- Portfolio capital flows see eight-fold rise between early 2011 and 2012
- Continued slowdown in Europe and sluggish U.S. recovery
- Potential China and/or commodity prices downturn
WASHINGTON, April 18, 2012 – Latin America and Caribbean (LAC) countries are forced to confront the new global reality of persistent volatility, resulting, among others, from wide fluctuations in capital flows in search of easy profits and with little concern for long-term horizons, according to the semiannual report by the World Bank Chief Economist Office for Latin America and the Caribbean released here today.
The report "Latin America Copes with Volatility, The Dark Side of Globalization" finds that portfolio flows to the region have surged in the first months of 2012. Investments from mutual funds in the largest seven LAC countries -- which fell markedly during the second half of 2011 – rose eight times in January and February of 2012, compared to the average monthly flows in the beginning of last year.
The magnitude of these flows is such that if Vanguard, one of many international asset management companies, decided to move 1 percent of its mutual funds to Colombia that would amount to a capital inflow equivalent to 6 percent of that country’s gross domestic product, the report explains.
“The problem is that this type of market-based, as opposed to bank-based, capital flows has not added to financial stability—as many had initially hoped. To the contrary, portfolio flows into and out of emerging economies tend to be pro-cyclical and seem to be increasingly respond to global factors, rather than country-specific ones,” said World Bank’s Chief Economist for the region, Augusto de la Torre. “International financial intermediation has tilted towards a herd behavior that is focused on short-term horizons and where being able to exit rapidly dominates over patient analysis of long-term prospects.”
An attractive choice for foreign investors, LAC has been growing and building up steam for more than a decade. Current growth forecasts for the region stand between 3.5 and 4 percent for 2012 and 2013, higher than those of Eastern Europe and Central Asia, and similar to those of East Asia. Inflation rates are expected to remain, on average, around 6.25 percent this year.
But even regions that seem to be in a position of strength, such as LAC, must learn to cope with volatility that originates elsewhere, especially if they hope to secure and further its recent gains. That is why it is essential to better understand the nature of the unprecedented challenge posed by today’s financial integration.
The report also evaluates the vulnerability of countries across LAC to three types of external shocks:
- A slowdown in Europe and slow recovery in the U.S.,
- A downturn in China and/or a decline in commodity prices, and
- A rise in risk aversion in international financial markets.

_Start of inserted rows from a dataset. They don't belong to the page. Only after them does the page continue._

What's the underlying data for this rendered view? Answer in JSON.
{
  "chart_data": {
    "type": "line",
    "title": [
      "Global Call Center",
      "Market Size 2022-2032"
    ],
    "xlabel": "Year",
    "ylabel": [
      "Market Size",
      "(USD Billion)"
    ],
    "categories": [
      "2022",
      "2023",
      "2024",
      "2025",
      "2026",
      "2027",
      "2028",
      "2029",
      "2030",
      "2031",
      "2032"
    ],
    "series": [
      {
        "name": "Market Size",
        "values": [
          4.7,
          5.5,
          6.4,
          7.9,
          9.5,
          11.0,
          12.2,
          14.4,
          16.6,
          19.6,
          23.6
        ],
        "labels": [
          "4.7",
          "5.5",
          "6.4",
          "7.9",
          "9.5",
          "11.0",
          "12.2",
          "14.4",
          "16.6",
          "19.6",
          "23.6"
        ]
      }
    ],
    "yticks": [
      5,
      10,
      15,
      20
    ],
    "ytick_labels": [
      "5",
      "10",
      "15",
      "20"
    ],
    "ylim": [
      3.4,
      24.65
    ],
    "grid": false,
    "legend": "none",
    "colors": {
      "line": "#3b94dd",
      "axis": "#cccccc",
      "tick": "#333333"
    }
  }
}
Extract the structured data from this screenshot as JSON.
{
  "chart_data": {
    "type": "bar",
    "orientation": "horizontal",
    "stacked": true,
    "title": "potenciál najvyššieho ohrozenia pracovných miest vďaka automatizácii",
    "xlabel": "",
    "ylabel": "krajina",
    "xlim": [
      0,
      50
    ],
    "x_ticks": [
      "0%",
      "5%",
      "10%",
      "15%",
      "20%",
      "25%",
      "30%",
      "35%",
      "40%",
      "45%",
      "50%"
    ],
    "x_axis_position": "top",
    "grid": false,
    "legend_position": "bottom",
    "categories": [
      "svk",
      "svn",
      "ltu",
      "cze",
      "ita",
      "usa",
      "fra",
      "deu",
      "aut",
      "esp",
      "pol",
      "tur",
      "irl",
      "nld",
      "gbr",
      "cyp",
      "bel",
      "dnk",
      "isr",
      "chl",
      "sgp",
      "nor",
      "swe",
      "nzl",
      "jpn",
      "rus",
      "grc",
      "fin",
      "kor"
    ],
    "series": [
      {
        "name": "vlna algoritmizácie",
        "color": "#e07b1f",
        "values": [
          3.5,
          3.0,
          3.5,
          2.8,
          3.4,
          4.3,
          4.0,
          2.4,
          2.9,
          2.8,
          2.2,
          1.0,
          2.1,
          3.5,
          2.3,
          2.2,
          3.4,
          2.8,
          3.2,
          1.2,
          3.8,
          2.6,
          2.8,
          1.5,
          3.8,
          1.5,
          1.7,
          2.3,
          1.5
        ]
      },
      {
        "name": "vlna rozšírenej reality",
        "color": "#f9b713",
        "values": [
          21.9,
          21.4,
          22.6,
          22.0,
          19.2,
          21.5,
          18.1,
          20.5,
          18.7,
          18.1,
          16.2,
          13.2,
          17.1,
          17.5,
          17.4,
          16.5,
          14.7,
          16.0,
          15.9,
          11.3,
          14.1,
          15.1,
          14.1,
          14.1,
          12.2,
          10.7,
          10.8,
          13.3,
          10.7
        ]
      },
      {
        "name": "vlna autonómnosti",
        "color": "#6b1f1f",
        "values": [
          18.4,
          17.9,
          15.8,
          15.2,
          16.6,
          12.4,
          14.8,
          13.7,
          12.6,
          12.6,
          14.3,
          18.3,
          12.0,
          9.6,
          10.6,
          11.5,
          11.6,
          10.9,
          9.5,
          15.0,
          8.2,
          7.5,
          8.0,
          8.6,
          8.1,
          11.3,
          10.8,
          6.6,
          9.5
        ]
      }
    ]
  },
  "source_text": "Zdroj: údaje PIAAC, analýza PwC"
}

“In today’s financial world, more integration means more exposure to external volatility but not necessarily means more vulnerability. The risks are not in how much you are exposed but, more importantly, in how little policy response capacity you have to cope with such unpredictability,” said De la Torre. “Several countries in Latin America are exposed to both a slowdown in U.S., Europe and China and a reduction in commodity prices and investment. However, since policymakers in these countries have space to maneuver, their level of vulnerability remains low.”
Indeed, countries such as Brazil, Chile, Colombia, Mexico, Paraguay, Peru, and Uruguay have high exposure to external shocks and yet a relatively low vulnerability, the report says. Those countries count on healthy levels of foreign reserves and exchange rate flexibility that can help absorb shocks. They also have the capacity to respond at from various fronts, including fiscal, monetary and macro-prudential. The latter, which gained momentum in the aftermath of the 2008/09 crisis, refers to measures aimed at dampening excessive financial fluctuations and enhancing the resiliency of financial systems to them. Macro-prudential policy instruments include liquidity requirements, cycle-adjusted loan to value ratios, and taxes on short-term capital inflow surges.
On the other hand, there are countries such as Venezuela and Ecuador, mostly exposed to fluctuations in oil prices but highly vulnerable. Policymakers in these countries would clearly benefit from reforms oriented at building greater room to maneuver, particularly through fiscal buffers. Most English-speaking Caribbean countries are both highly exposed to external volatility and highly vulnerable, as their policy maneuvering room is severely limited by the countries’ size and openness as well as high levels of public debt.
Somewhere in the middle are the rest of LAC countries with significant levels of exposure to external fluctuations and moderate vulnerability. For these countries, small improvements in their monetary, fiscal, and macro-prudential policies can have large payoffs in terms of reduced vulnerability, the report argues.
The report also highlights that, adding to today’s complexities in financial globalization, is the rising role of the international asset management industry (particularly mutual funds, pension funds, and hedge funds). This industry is becoming the main conduit for cross-border capital movements, as compared to banks.
In times of high risk aversion and uncertainty, even the well managed countries with a strong set of policies are vulnerable to the whims of those investors, according to the report. When tensions subside, however, those countries are better able to recover fast and are better placed to reap the benefits of global integration for long-term growth with social equity.